В ночи, прихотливо увеличивающей размеры всех предметов, Марго выглядела, словно слон, на котором охотники выехали на тигра.
На широкую спину Марго водрузились человек шесть и исступленно кричали:
– Да здравствует Неккер! Да здравствует герцог Орлеанский! Долой чужеземцев!
А Питу вторил им:
– Вы раздавите Марго!
Восторг был всеобщий.
Бийо было подумал, не пойти ли на выручку Питу и Марго, но сообразил, что тогда ему придется отказаться от завоеванной чести нести носилки, а вернувшись, он вряд ли сумеет вновь ухватиться за оставленную ручку. И еще Бийо подумал, что они договорились с папашей Лефраном в крайнем случае совершить обмен Каде на Марго, посему Марго как бы уже принадлежала ему, и ежели с ней случится какое несчастье, то он на этом в конце концов потеряет всего-навсего три или четыре сотни ливров, а он достаточно богат, чтобы пожертвовать ради отечества четырьмя сотнями ливров.
Тем временем процессия продолжала двигаться. Повернув налево, она спустилась по улице Монмартр к площади Побед. Около Пале-Рояля путь ей преградила группа мужчин с зелеными листьями на шляпах, которые кричали:
– К оружию!
Следовало разобраться, кто эти люди, запрудившие улицу Вивьен, – друзья или враги? Зеленый цвет – цвет графа д’Артуа[68]. Почему у них зеленые кокарды?
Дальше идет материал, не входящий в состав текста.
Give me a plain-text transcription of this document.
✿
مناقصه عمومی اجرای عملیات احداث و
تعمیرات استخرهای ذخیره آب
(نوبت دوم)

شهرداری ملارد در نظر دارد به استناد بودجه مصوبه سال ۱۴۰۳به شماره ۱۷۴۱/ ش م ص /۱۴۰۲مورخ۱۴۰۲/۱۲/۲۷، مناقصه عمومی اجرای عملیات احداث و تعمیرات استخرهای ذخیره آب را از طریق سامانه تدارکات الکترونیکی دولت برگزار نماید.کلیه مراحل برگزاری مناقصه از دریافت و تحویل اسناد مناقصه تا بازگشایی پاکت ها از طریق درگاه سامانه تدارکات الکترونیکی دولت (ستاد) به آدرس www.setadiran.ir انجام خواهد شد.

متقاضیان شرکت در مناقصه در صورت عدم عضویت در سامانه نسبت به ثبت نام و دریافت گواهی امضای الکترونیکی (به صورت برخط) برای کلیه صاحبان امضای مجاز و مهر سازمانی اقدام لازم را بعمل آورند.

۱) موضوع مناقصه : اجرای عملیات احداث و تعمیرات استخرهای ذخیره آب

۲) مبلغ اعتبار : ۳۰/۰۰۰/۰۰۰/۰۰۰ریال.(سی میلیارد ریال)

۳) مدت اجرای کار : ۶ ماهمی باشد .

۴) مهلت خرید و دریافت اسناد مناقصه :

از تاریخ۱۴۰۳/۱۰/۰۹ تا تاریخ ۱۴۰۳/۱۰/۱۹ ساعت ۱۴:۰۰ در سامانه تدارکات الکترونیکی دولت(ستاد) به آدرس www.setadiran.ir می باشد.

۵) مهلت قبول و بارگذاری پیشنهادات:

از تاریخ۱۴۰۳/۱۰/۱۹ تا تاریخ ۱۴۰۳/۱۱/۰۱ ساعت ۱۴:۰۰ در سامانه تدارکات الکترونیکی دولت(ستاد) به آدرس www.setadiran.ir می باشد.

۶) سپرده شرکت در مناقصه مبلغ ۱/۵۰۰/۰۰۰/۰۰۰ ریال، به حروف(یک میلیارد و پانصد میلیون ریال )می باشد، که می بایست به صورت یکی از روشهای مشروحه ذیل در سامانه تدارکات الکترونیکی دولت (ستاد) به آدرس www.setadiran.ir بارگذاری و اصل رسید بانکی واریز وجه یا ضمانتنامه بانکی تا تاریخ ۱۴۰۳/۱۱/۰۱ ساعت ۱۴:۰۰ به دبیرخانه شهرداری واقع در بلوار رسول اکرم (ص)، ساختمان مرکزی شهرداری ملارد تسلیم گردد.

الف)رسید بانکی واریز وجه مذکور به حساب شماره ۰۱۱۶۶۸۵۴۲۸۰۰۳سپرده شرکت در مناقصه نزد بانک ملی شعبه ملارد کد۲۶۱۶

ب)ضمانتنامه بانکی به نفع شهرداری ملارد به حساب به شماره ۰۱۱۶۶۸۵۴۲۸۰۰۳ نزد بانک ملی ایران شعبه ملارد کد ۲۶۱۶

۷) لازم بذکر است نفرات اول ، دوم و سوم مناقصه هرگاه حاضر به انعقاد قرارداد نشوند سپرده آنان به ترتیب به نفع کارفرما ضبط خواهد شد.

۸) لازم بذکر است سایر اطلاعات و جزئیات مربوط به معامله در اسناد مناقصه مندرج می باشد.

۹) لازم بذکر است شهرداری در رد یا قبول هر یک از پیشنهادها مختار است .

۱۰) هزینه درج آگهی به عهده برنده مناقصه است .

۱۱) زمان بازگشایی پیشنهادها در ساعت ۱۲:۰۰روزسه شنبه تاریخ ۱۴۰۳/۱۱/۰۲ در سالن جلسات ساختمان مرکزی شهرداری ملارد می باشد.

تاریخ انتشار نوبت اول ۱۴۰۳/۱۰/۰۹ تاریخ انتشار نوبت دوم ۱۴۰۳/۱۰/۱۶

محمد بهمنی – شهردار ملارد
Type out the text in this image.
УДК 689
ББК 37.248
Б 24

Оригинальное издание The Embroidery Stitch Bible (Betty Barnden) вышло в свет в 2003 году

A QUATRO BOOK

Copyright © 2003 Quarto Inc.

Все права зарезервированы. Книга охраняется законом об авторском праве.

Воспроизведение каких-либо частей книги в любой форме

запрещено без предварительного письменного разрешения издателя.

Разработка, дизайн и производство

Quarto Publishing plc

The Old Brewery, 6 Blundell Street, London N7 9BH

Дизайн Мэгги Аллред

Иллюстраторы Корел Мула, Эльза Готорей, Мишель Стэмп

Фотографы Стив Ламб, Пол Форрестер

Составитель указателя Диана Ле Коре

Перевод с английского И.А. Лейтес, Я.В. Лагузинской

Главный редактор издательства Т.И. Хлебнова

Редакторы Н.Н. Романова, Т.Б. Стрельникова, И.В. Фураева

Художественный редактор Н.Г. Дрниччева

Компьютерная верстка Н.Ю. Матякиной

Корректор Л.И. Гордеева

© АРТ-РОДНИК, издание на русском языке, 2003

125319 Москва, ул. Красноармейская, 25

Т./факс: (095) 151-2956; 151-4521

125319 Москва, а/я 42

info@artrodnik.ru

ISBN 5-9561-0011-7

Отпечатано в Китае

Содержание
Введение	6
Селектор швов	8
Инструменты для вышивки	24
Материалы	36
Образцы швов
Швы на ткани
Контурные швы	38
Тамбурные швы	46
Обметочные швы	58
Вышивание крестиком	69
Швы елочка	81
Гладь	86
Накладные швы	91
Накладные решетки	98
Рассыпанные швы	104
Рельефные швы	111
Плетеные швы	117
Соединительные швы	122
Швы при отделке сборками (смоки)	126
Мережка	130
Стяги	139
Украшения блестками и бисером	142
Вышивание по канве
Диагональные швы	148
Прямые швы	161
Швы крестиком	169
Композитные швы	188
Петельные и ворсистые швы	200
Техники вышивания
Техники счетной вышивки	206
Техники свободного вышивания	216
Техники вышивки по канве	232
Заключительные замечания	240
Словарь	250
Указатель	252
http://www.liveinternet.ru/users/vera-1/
После недолгих переговоров все разъяснилось.
Узнав о высылке Неккера, из «Кафе де Фуа»[69] выбежал молодой человек, вскочил на стол и, потрясая пистолетом, воззвал:
– К оружию!
Все гуляющие в Пале-Рояле собрались вокруг него, крича:
– К оружию!
Как мы уже говорили, все иностранные полки были сконцентрированы вокруг Парижа. Ходили слухи о вторжении австрияков; да даже сами фамилии командиров этих полков – Рейнах, Салис-Самад, Дисбах, Эстергази, Ремер – звучали пугающе для французского уха; достаточно было произнести их, чтобы толпа тут же поняла: речь идет о врагах. Молодой человек произнес их; он объявил, что швейцарцы, стоящие лагерем на Елисейских полях и имеющие четыре пушки, сегодня вечером вступят в Париж следом за драгунами принца Ламбеска[70]. Он предложил новую кокарду, сорвал лист с каштана и нацепил на шляпу. В тот же миг присутствующие последовали его примеру. Три тысячи человек в десять минут ободрали все деревья Пале-Рояля.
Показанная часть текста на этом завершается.